Prof. Karlijn Demasure, Executive Director of the CCP, shares a reflection on documents revealing a historical understanding of childhood.
Burke, Tony. “Depictions of Children in the Apocryphal Infancy Gospels.” Studies in Religion / Sciences Religieuses 41, no. 3 (2012): 388–400. https://doi.org/10.1177/0008429812441338.
Because of the study of child sexual abuse, I came to wonder how Christians throughout the centuries have looked at children. When I held the chair in Christian Family Studies at Saint Paul University (Ottawa), I studied families as a system, but this time, I wanted to really focus on children and see what could be helpful in the construction of a theology of childhood, as well as for Christian childhood ethics.
The time of Jesus and early Christianity seemed to me an interesting place to start, looking at what is recounted about Jesus’ childhood in the Gospels as well as in other sources.

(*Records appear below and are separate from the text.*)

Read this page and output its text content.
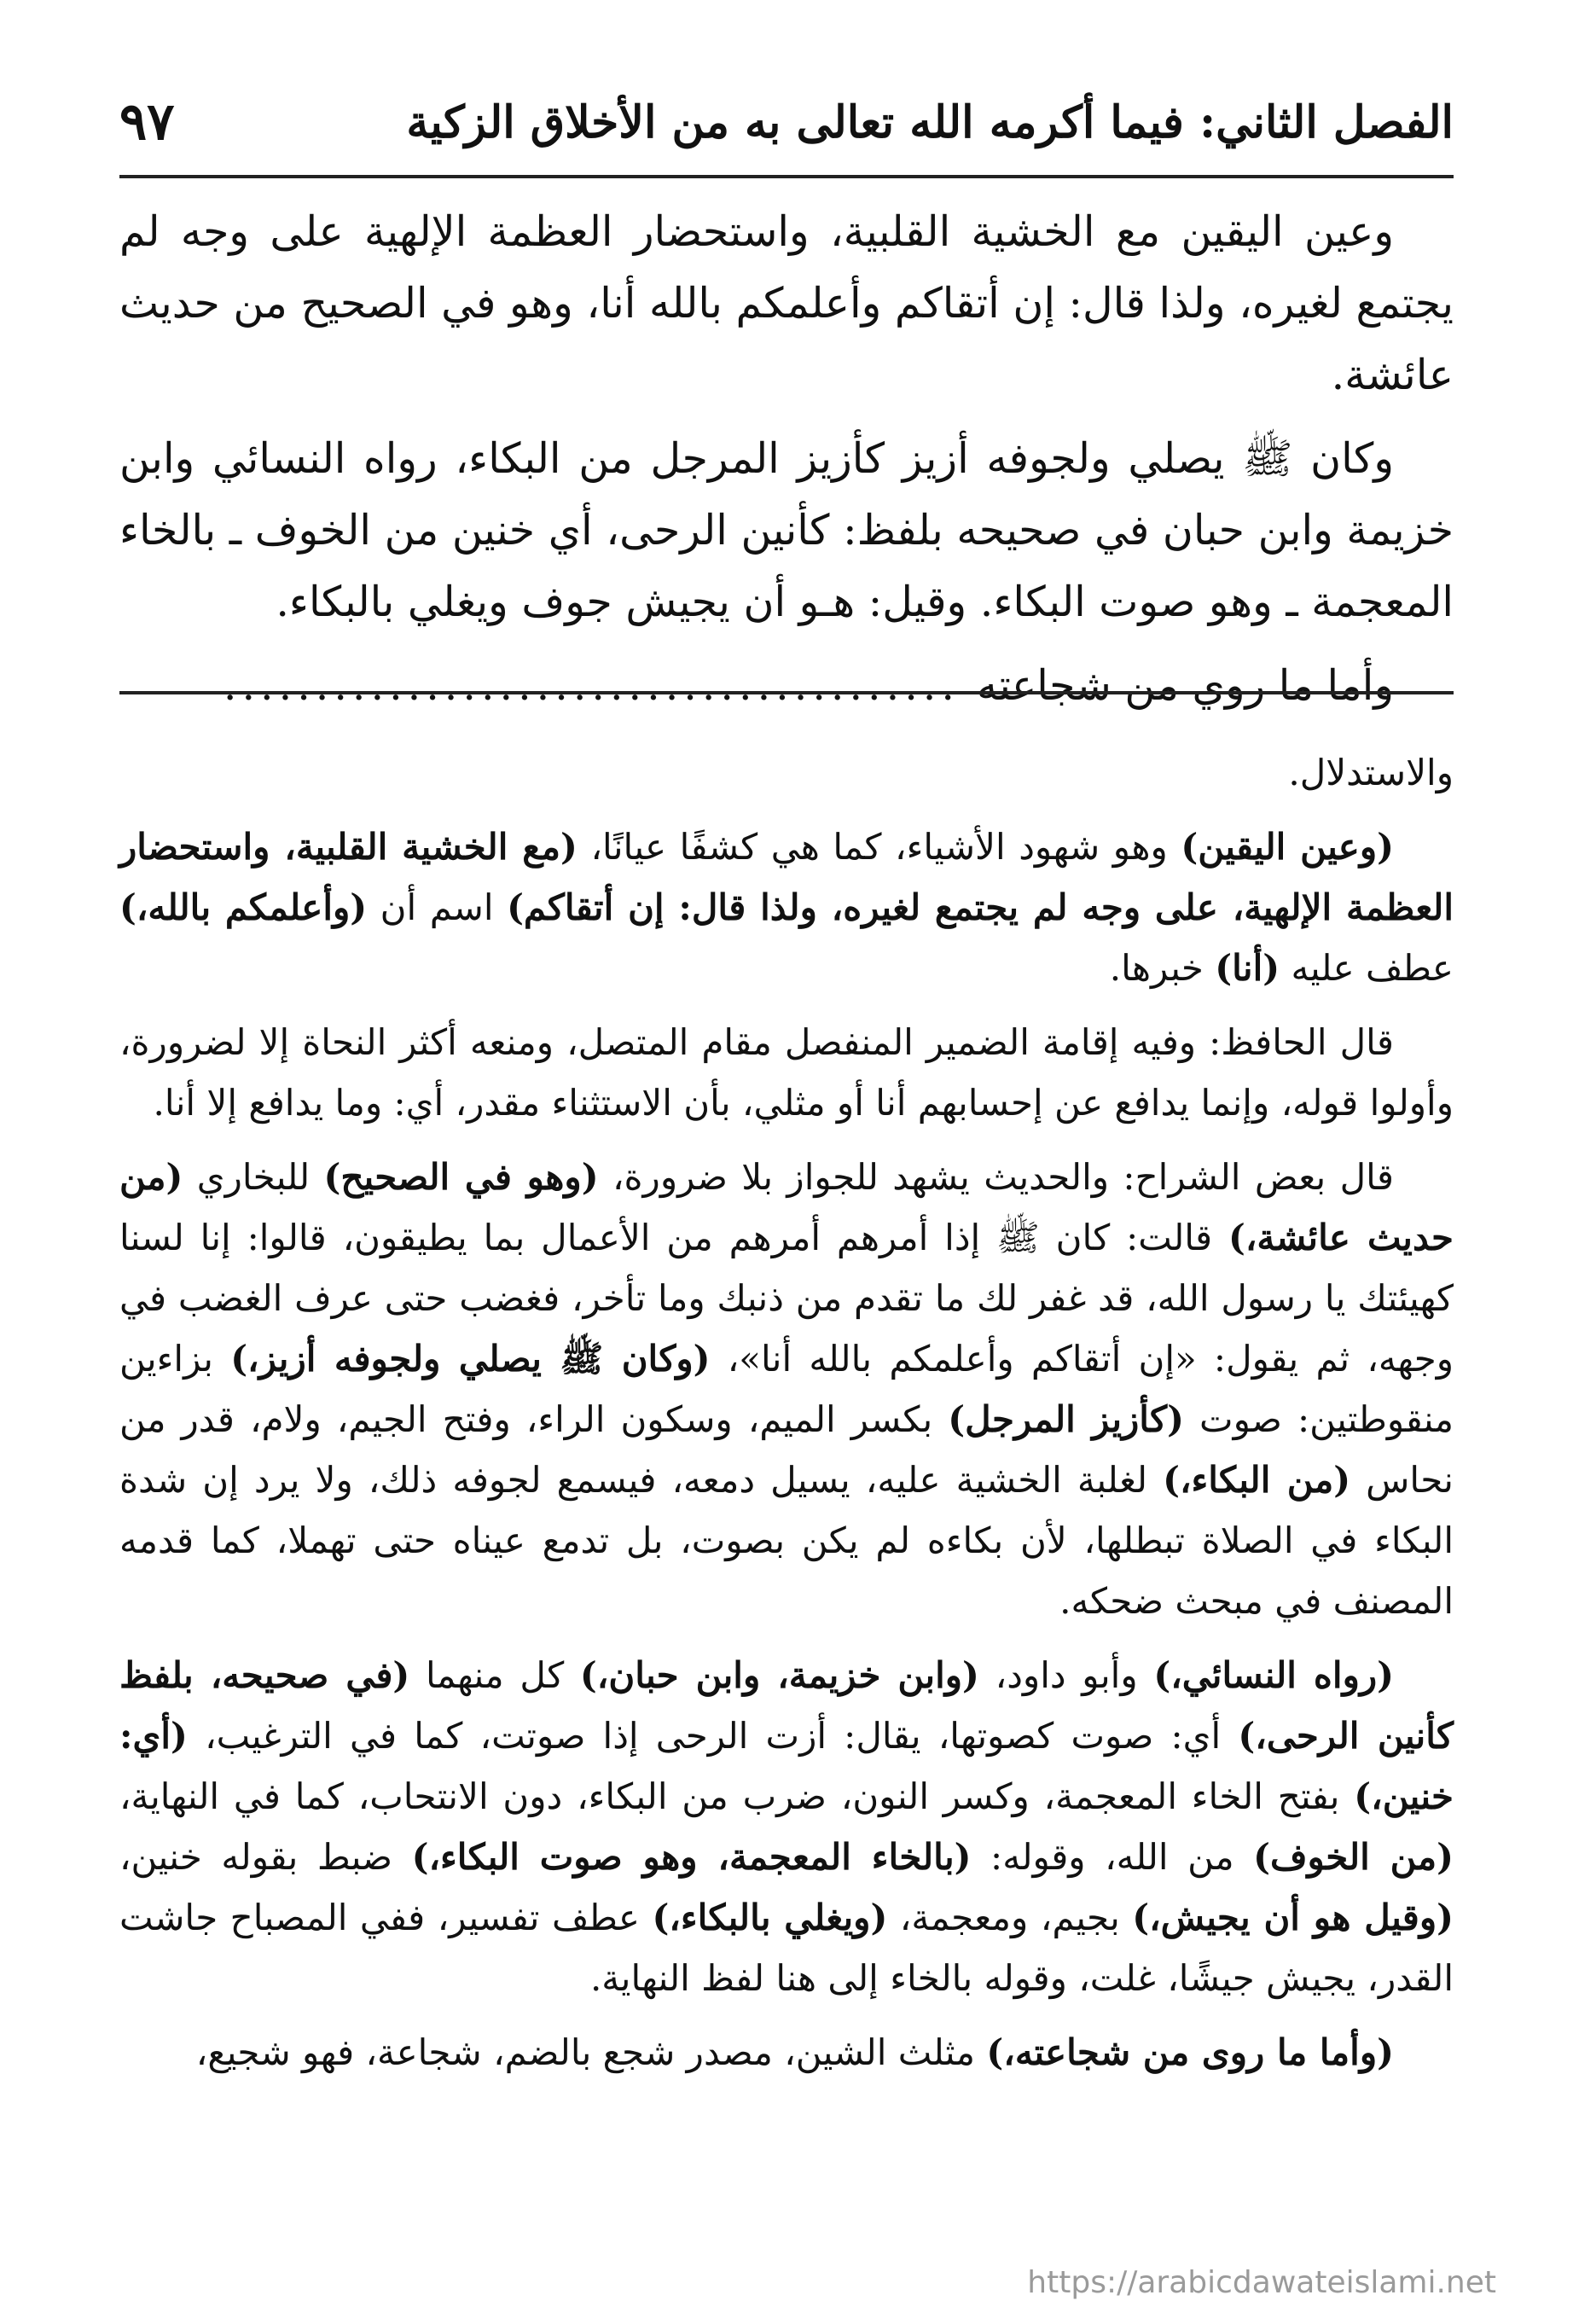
الفصل الثاني: فيما أكرمه الله تعالى به من الأخلاق الزكية
٩٧

وعين اليقين مع الخشية القلبية، واستحضار العظمة الإلهية على وجه لم يجتمع لغيره، ولذا قال: إن أتقاكم وأعلمكم بالله أنا، وهو في الصحيح من حديث عائشة.

وكان ﷺ يصلي ولجوفه أزيز كأزيز المرجل من البكاء، رواه النسائي وابن خزيمة وابن حبان في صحيحه بلفظ: كأنين الرحى، أي خنين من الخوف ـ بالخاء المعجمة ـ وهو صوت البكاء. وقيل: هـو أن يجيش جوف ويغلي بالبكاء.

وأما ما روي من شجاعته
........................................

والاستدلال.

(وعين اليقين) وهو شهود الأشياء، كما هي كشفًا عيانًا، (مع الخشية القلبية، واستحضار العظمة الإلهية، على وجه لم يجتمع لغيره، ولذا قال: إن أتقاكم) اسم أن (وأعلمكم بالله،) عطف عليه (أنا) خبرها.

قال الحافظ: وفيه إقامة الضمير المنفصل مقام المتصل، ومنعه أكثر النحاة إلا لضرورة، وأولوا قوله، وإنما يدافع عن إحسابهم أنا أو مثلي، بأن الاستثناء مقدر، أي: وما يدافع إلا أنا.

قال بعض الشراح: والحديث يشهد للجواز بلا ضرورة، (وهو في الصحيح) للبخاري (من حديث عائشة،) قالت: كان ﷺ إذا أمرهم أمرهم من الأعمال بما يطيقون، قالوا: إنا لسنا كهيئتك يا رسول الله، قد غفر لك ما تقدم من ذنبك وما تأخر، فغضب حتى عرف الغضب في وجهه، ثم يقول: «إن أتقاكم وأعلمكم بالله أنا»، (وكان ﷺ يصلي ولجوفه أزيز،) بزاءين منقوطتين: صوت (كأزيز المرجل) بكسر الميم، وسكون الراء، وفتح الجيم، ولام، قدر من نحاس (من البكاء،) لغلبة الخشية عليه، يسيل دمعه، فيسمع لجوفه ذلك، ولا يرد إن شدة البكاء في الصلاة تبطلها، لأن بكاءه لم يكن بصوت، بل تدمع عيناه حتى تهملا، كما قدمه المصنف في مبحث ضحكه.

(رواه النسائي،) وأبو داود، (وابن خزيمة، وابن حبان،) كل منهما (في صحيحه، بلفظ كأنين الرحى،) أي: صوت كصوتها، يقال: أزت الرحى إذا صوتت، كما في الترغيب، (أي: خنين،) بفتح الخاء المعجمة، وكسر النون، ضرب من البكاء، دون الانتحاب، كما في النهاية، (من الخوف) من الله، وقوله: (بالخاء المعجمة، وهو صوت البكاء،) ضبط بقوله خنين، (وقيل هو أن يجيش،) بجيم، ومعجمة، (ويغلي بالبكاء،) عطف تفسير، ففي المصباح جاشت القدر، يجيش جيشًا، غلت، وقوله بالخاء إلى هنا لفظ النهاية.

(وأما ما روى من شجاعته،) مثلث الشين، مصدر شجع بالضم، شجاعة، فهو شجيع،

https://arabicdawateislami.net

While in previous times, apocryphal texts were not much studied, often because they were considered gnostic and thus dismissed, nowadays they are considered an important source of information.

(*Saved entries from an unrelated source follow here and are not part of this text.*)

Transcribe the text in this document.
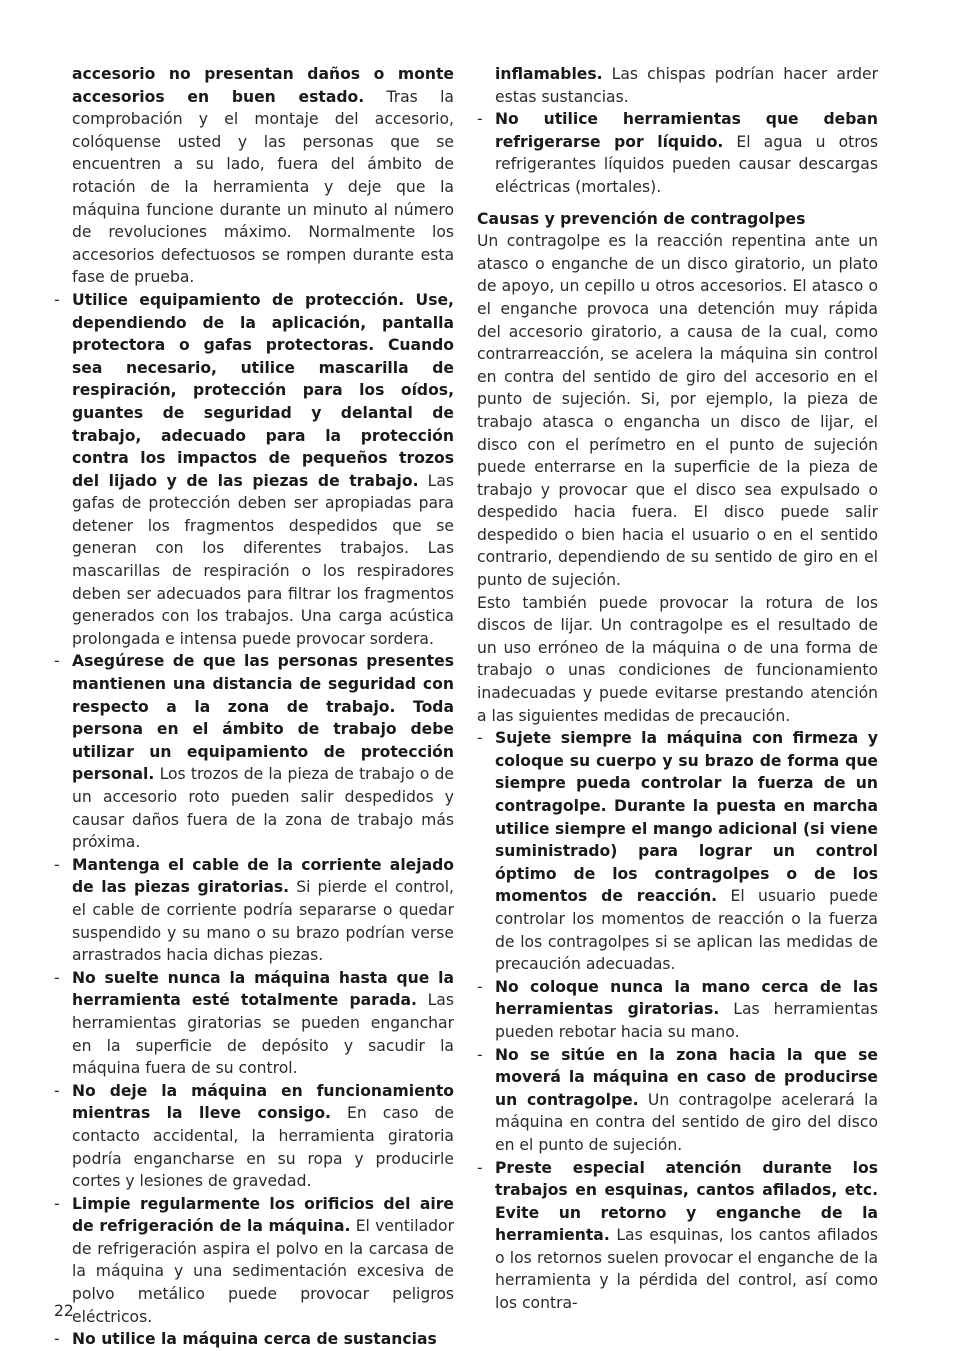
accesorio no presentan daños o monte accesorios en buen estado. Tras la comprobación y el montaje del accesorio, colóquense usted y las personas que se encuentren a su lado, fuera del ámbito de rotación de la herramienta y deje que la máquina funcione durante un minuto al número de revoluciones máximo. Normalmente los accesorios defectuosos se rompen durante esta fase de prueba.

- Utilice equipamiento de protección. Use, dependiendo de la aplicación, pantalla protectora o gafas protectoras. Cuando sea necesario, utilice mascarilla de respiración, protección para los oídos, guantes de seguridad y delantal de trabajo, adecuado para la protección contra los impactos de pequeños trozos del lijado y de las piezas de trabajo. Las gafas de protección deben ser apropiadas para detener los fragmentos despedidos que se generan con los diferentes trabajos. Las mascarillas de respiración o los respiradores deben ser adecuados para filtrar los fragmentos generados con los trabajos. Una carga acústica prolongada e intensa puede provocar sordera.

- Asegúrese de que las personas presentes mantienen una distancia de seguridad con respecto a la zona de trabajo. Toda persona en el ámbito de trabajo debe utilizar un equipamiento de protección personal. Los trozos de la pieza de trabajo o de un accesorio roto pueden salir despedidos y causar daños fuera de la zona de trabajo más próxima.

- Mantenga el cable de la corriente alejado de las piezas giratorias. Si pierde el control, el cable de corriente podría separarse o quedar suspendido y su mano o su brazo podrían verse arrastrados hacia dichas piezas.

- No suelte nunca la máquina hasta que la herramienta esté totalmente parada. Las herramientas giratorias se pueden enganchar en la superficie de depósito y sacudir la máquina fuera de su control.

- No deje la máquina en funcionamiento mientras la lleve consigo. En caso de contacto accidental, la herramienta giratoria podría engancharse en su ropa y producirle cortes y lesiones de gravedad.

- Limpie regularmente los orificios del aire de refrigeración de la máquina. El ventilador de refrigeración aspira el polvo en la carcasa de la máquina y una sedimentación excesiva de polvo metálico puede provocar peligros eléctricos.

- No utilice la máquina cerca de sustancias

inflamables. Las chispas podrían hacer arder estas sustancias.

- No utilice herramientas que deban refrigerarse por líquido. El agua u otros refrigerantes líquidos pueden causar descargas eléctricas (mortales).

Causas y prevención de contragolpes

Un contragolpe es la reacción repentina ante un atasco o enganche de un disco giratorio, un plato de apoyo, un cepillo u otros accesorios. El atasco o el enganche provoca una detención muy rápida del accesorio giratorio, a causa de la cual, como contrarreacción, se acelera la máquina sin control en contra del sentido de giro del accesorio en el punto de sujeción. Si, por ejemplo, la pieza de trabajo atasca o engancha un disco de lijar, el disco con el perímetro en el punto de sujeción puede enterrarse en la superficie de la pieza de trabajo y provocar que el disco sea expulsado o despedido hacia fuera. El disco puede salir despedido o bien hacia el usuario o en el sentido contrario, dependiendo de su sentido de giro en el punto de sujeción.

Esto también puede provocar la rotura de los discos de lijar. Un contragolpe es el resultado de un uso erróneo de la máquina o de una forma de trabajo o unas condiciones de funcionamiento inadecuadas y puede evitarse prestando atención a las siguientes medidas de precaución.

- Sujete siempre la máquina con firmeza y coloque su cuerpo y su brazo de forma que siempre pueda controlar la fuerza de un contragolpe. Durante la puesta en marcha utilice siempre el mango adicional (si viene suministrado) para lograr un control óptimo de los contragolpes o de los momentos de reacción. El usuario puede controlar los momentos de reacción o la fuerza de los contragolpes si se aplican las medidas de precaución adecuadas.

- No coloque nunca la mano cerca de las herramientas giratorias. Las herramientas pueden rebotar hacia su mano.

- No se sitúe en la zona hacia la que se moverá la máquina en caso de producirse un contragolpe. Un contragolpe acelerará la máquina en contra del sentido de giro del disco en el punto de sujeción.

- Preste especial atención durante los trabajos en esquinas, cantos afilados, etc. Evite un retorno y enganche de la herramienta. Las esquinas, los cantos afilados o los retornos suelen provocar el enganche de la herramienta y la pérdida del control, así como los contra-

22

The article of Tony Burke, in which he looks at the Apocryphal Infancy Gospels, is quite interesting. He first argues that many texts are not as old as one might hope and finally he only keeps the Infancy Gospel of Thomas (IGT), which is the earliest (second century) non-canonical “Infancy Gospel”, as his subject of study (p.393). But this choice is not without its challenges since there are many versions of the IGT, and only recently has one been able to get rather close to the oldest – and thus most original – version. He warns that the study of apocryphal texts must take into account the ongoing text-critical studies.
This kind of text mostly foreshadows the adult the child will become. The IGT, however, contains many curses, which might bother the reader. Jesus, Burke argues, is seen by the author of the IGT in the line of other prophets, such as Elijah, Elisha, or Moses, who were just as likely to curse and to bless. The young Jesus was also wise beyond his years. Due to the negative view of children at the time, an illustrious person had to display characteristics that do not belong to a child but to an adult: so he is a “child who is not a child.“ (p.395).
The text puts much attention on teaching, seen in three encounters with teachers. The author refers to three authors who studied this topic: Lucie Paulissen, Chris Frilingos, and Reidar Aasgard. Rather than presenting the Burke’s summary of those authors, I will present the opinions of these authors in a later post.
Burke concludes that, in his opinion, the apocryphal stories do not say much about real children, but present children in an idealized way, as “mature, often serious wise beyond their years” (p. 397). But one might learn about childhood through the peripheral characters that tell us about the exceptions made towards children.